Cutting the risk of flash floods is not impossible. After the 1957 disaster, generalísimo Francisco Franco oversaw a vast engineering project to reroute the Turia river away from Valencia’s city centre. It is the reason why the capital was largely unscathed on October 29. But dictators do not have to consult stakeholders and such poured-concrete solutions are out of fashion today.

Still, Spain has not lacked modern proposals to stop the Poyo ravine flooding. But its slow-moving state has failed to implement them. The Júcar river basin authority put forward a risk reduction plan in 1994. Three of its four parts were blocked on environmental grounds, so it only stabilised the walls of the ravine from Paiporta to the coast — a job finished in 2005.

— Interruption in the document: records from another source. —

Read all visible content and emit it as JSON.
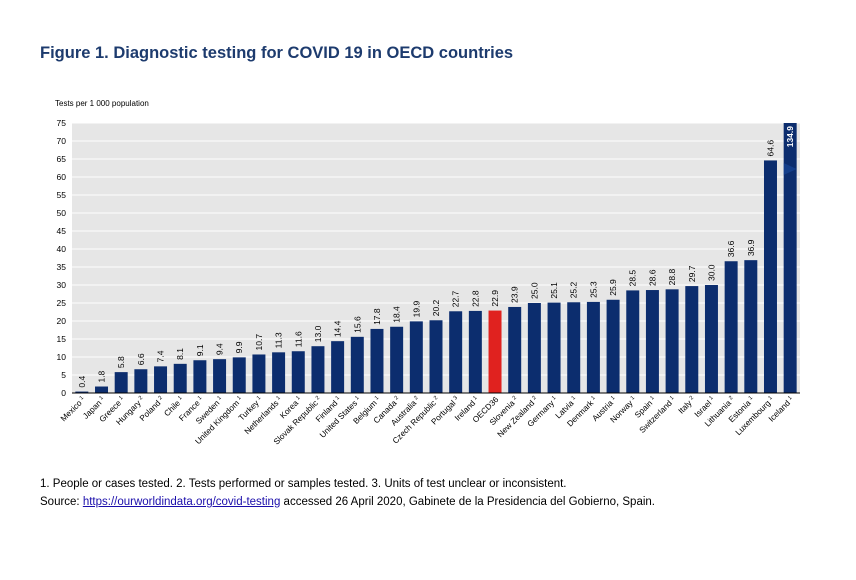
{
  "colors": {
    "bar": "#0c2d6e",
    "highlight": "#e0221f",
    "plot_bg": "#e6e6e6",
    "grid": "#ffffff",
    "title": "#1d3b6e"
  },
  "figure": {
    "title": "Figure 1. Diagnostic testing for COVID 19 in OECD countries"
  },
  "chart_data": {
    "type": "bar",
    "ylabel": "Tests per 1 000 population",
    "ylim": [
      0,
      75
    ],
    "yticks": [
      0,
      5,
      10,
      15,
      20,
      25,
      30,
      35,
      40,
      45,
      50,
      55,
      60,
      65,
      70,
      75
    ],
    "grid": true,
    "categories": [
      "Mexico",
      "Japan",
      "Greece",
      "Hungary",
      "Poland",
      "Chile",
      "France",
      "Sweden",
      "United Kingdom",
      "Turkey",
      "Netherlands",
      "Korea",
      "Slovak Republic",
      "Finland",
      "United States",
      "Belgium",
      "Canada",
      "Australia",
      "Czech Republic",
      "Portugal",
      "Ireland",
      "OECD36",
      "Slovenia",
      "New Zealand",
      "Germany",
      "Latvia",
      "Denmark",
      "Austria",
      "Norway",
      "Spain",
      "Switzerland",
      "Italy",
      "Israel",
      "Lithuania",
      "Estonia",
      "Luxembourg",
      "Iceland"
    ],
    "footnote_marks": [
      "1",
      "1",
      "1",
      "2",
      "2",
      "1",
      "1",
      "1",
      "1",
      "1",
      "1",
      "1",
      "2",
      "1",
      "1",
      "1",
      "2",
      "2",
      "2",
      "3",
      "1",
      "",
      "2",
      "2",
      "1",
      "1",
      "1",
      "1",
      "1",
      "1",
      "1",
      "2",
      "1",
      "2",
      "1",
      "1",
      "1"
    ],
    "values": [
      0.4,
      1.8,
      5.8,
      6.6,
      7.4,
      8.1,
      9.1,
      9.4,
      9.9,
      10.7,
      11.3,
      11.6,
      13.0,
      14.4,
      15.6,
      17.8,
      18.4,
      19.9,
      20.2,
      22.7,
      22.8,
      22.9,
      23.9,
      25.0,
      25.1,
      25.2,
      25.3,
      25.9,
      28.5,
      28.6,
      28.8,
      29.7,
      30.0,
      36.6,
      36.9,
      64.6,
      134.9
    ],
    "value_labels": [
      "0.4",
      "1.8",
      "5.8",
      "6.6",
      "7.4",
      "8.1",
      "9.1",
      "9.4",
      "9.9",
      "10.7",
      "11.3",
      "11.6",
      "13.0",
      "14.4",
      "15.6",
      "17.8",
      "18.4",
      "19.9",
      "20.2",
      "22.7",
      "22.8",
      "22.9",
      "23.9",
      "25.0",
      "25.1",
      "25.2",
      "25.3",
      "25.9",
      "28.5",
      "28.6",
      "28.8",
      "29.7",
      "30.0",
      "36.6",
      "36.9",
      "64.6",
      "134.9"
    ],
    "highlight": "OECD36"
  },
  "notes": {
    "footnotes": "1. People or cases tested. 2. Tests performed or samples tested. 3. Units of test unclear or inconsistent.",
    "source_prefix": "Source: ",
    "source_link": "https://ourworldindata.org/covid-testing",
    "source_suffix": " accessed 26 April 2020, Gabinete de la Presidencia del Gobierno, Spain."
  }
}
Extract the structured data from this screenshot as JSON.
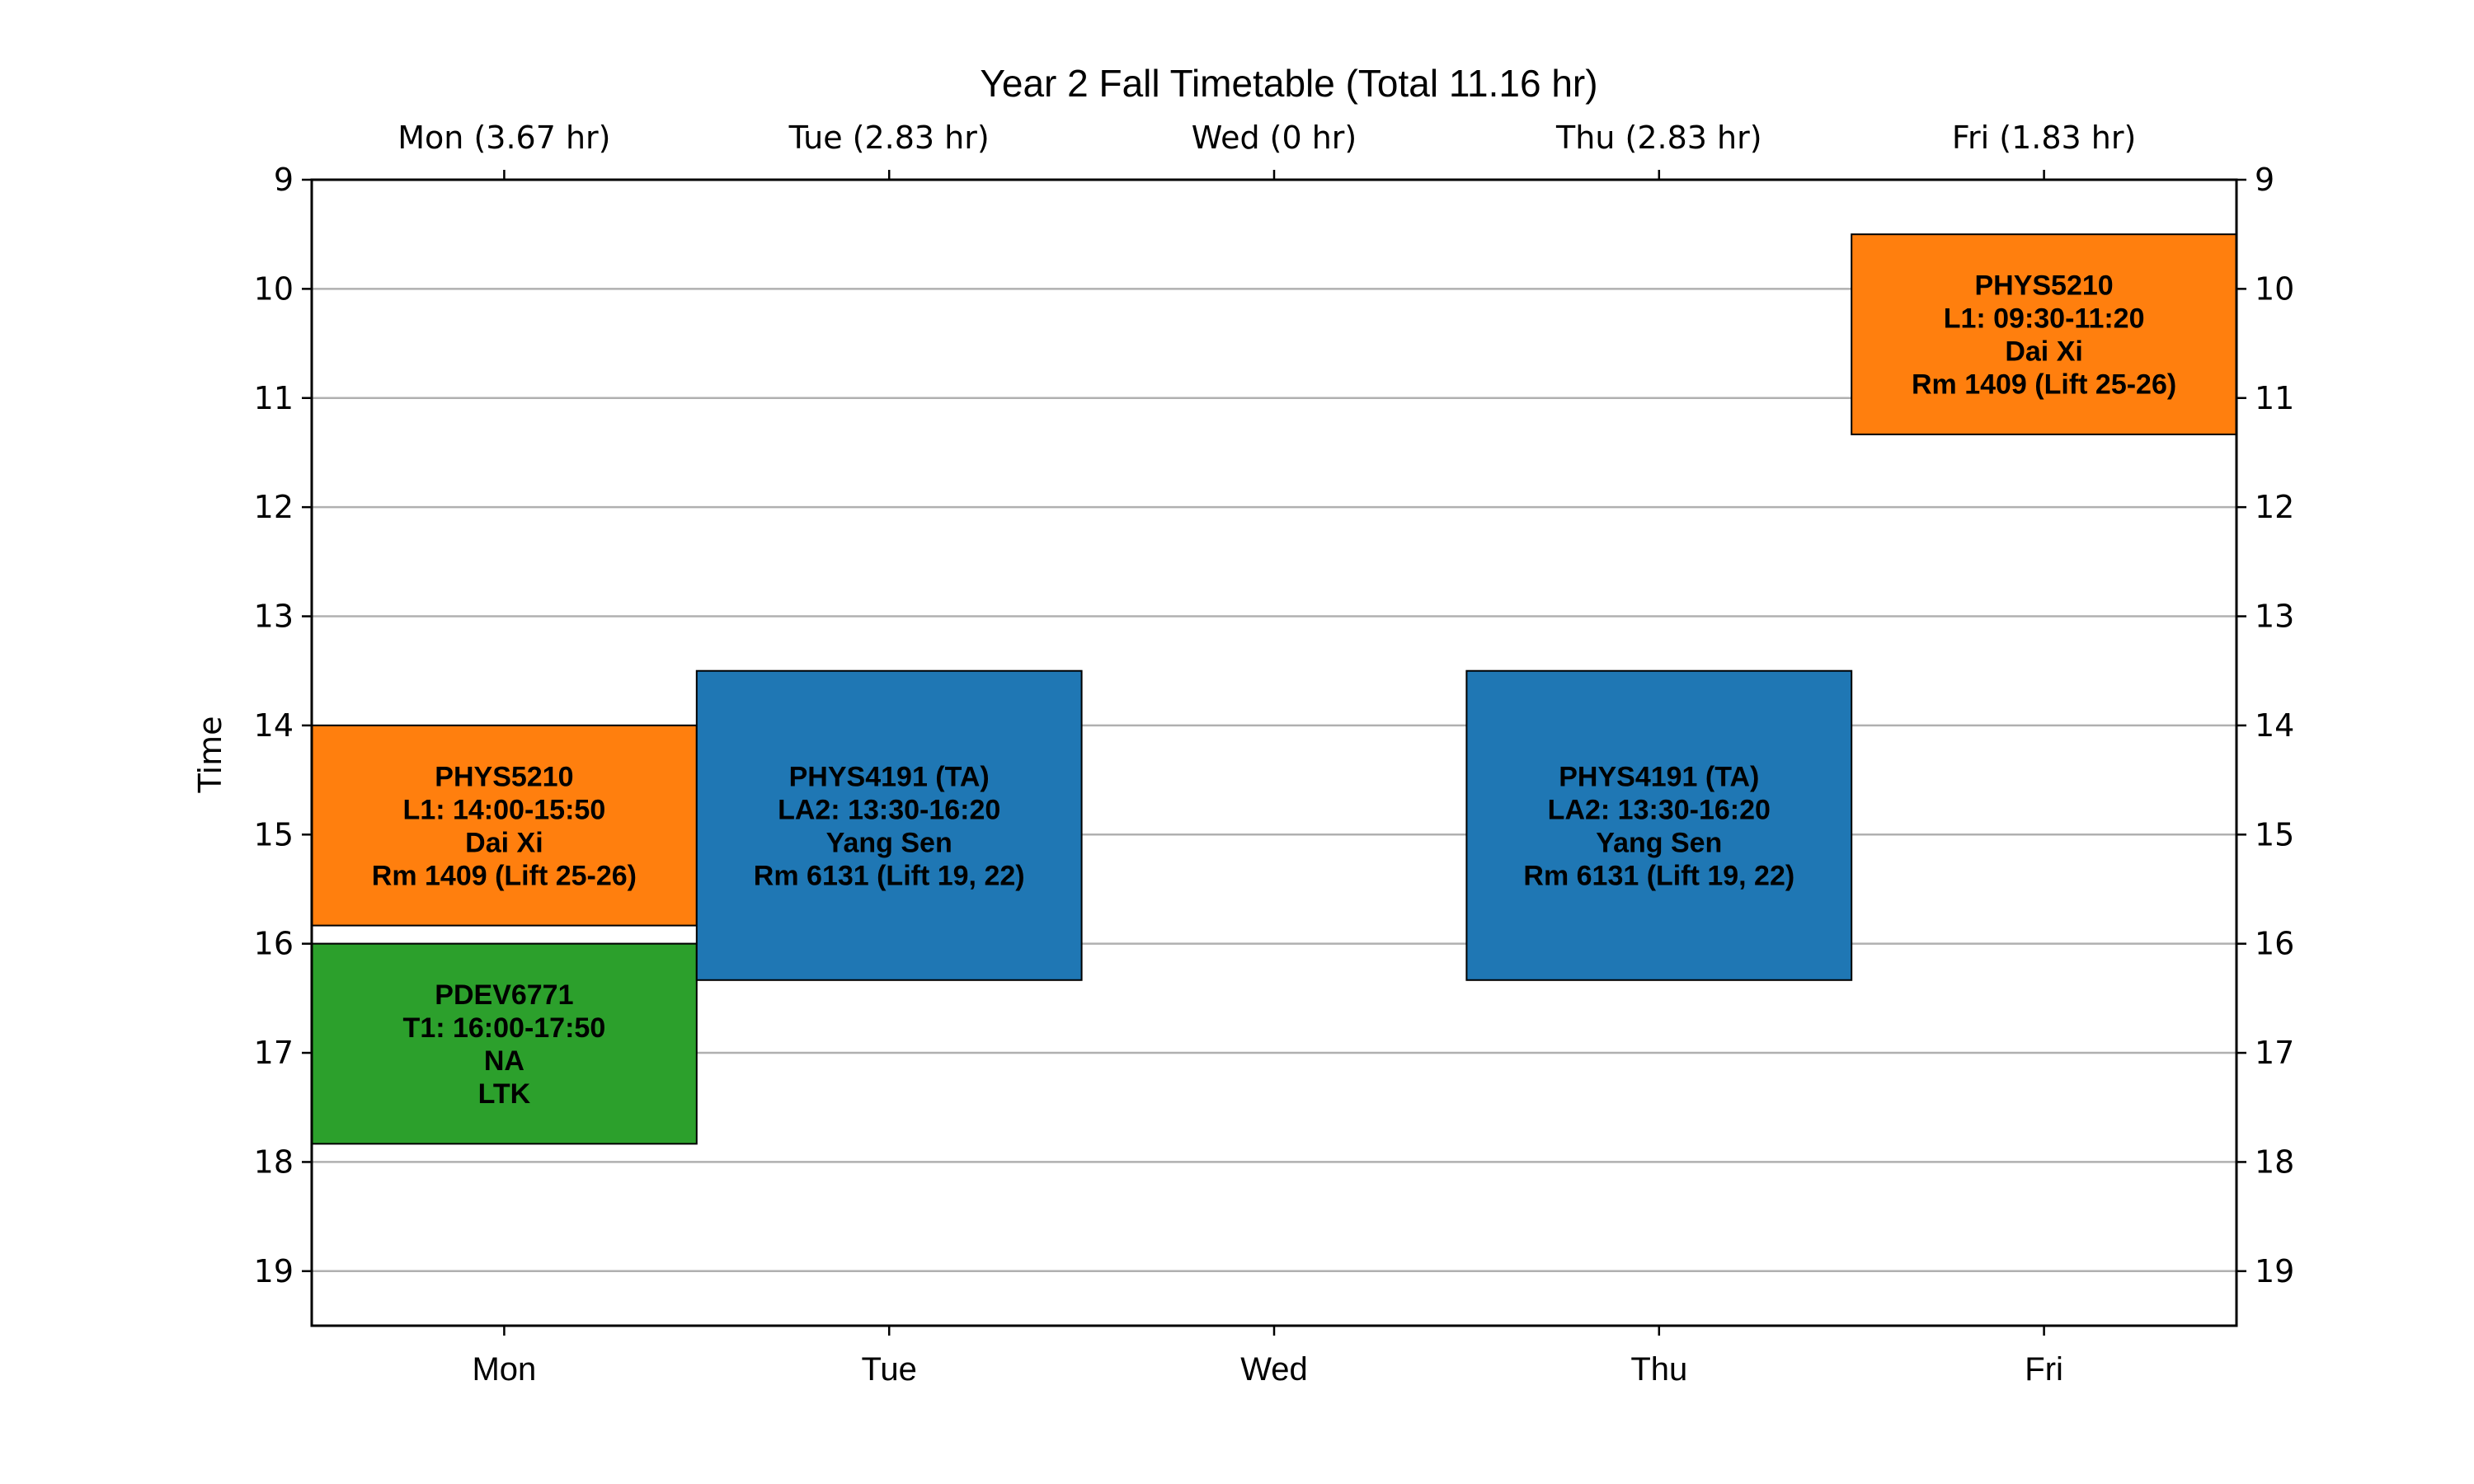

By then the basin authority had commissioned work on an alternative plan, which was authorised by the central government in 2009. It involved restoring forests to improve soil water absorption and building a “safety” channel to siphon water from the ravine to Franco’s rerouted river.

By the time it won environmental approval in 2011, Spain was heading into austerity. A new conservative government then shelved the plan. When the socialists returned to power in 2018, the environmental approval had expired. Pedro Sánchez’s government concluded a new plan was needed, but cost-benefit studies and new environmental demands at regional level threw up fresh obstacles. On the ground, nothing was done.

Valencia is a beautiful city as I saw for myself not long ago, and big part of it was the dry river bed-turned-park going straight down the center, orange groves and all. To think that what enabled it was a fascist dictator’s big project, when he probably didn’t care an iota about the park. And the people who care about the parks are clearly not capable of doing these large-scale projects. It’s the yin and yang of humanity.


A one-two punch on clinical trials from Ruxandra Teslo and Willy Chertman today: first their on-point agenda for clinical trial abundance as a guest post in Slow Boring, then Ruxandra’s longer essay which has been so thoroughly research that even yours truly gets a name-check. As I noted elsewhere, every US institution has made one bade tradeoff after another in how it conducts clinical trials to the point that it’s impossible to conduct a RECOVERY trial equivalent over here. That needs to change.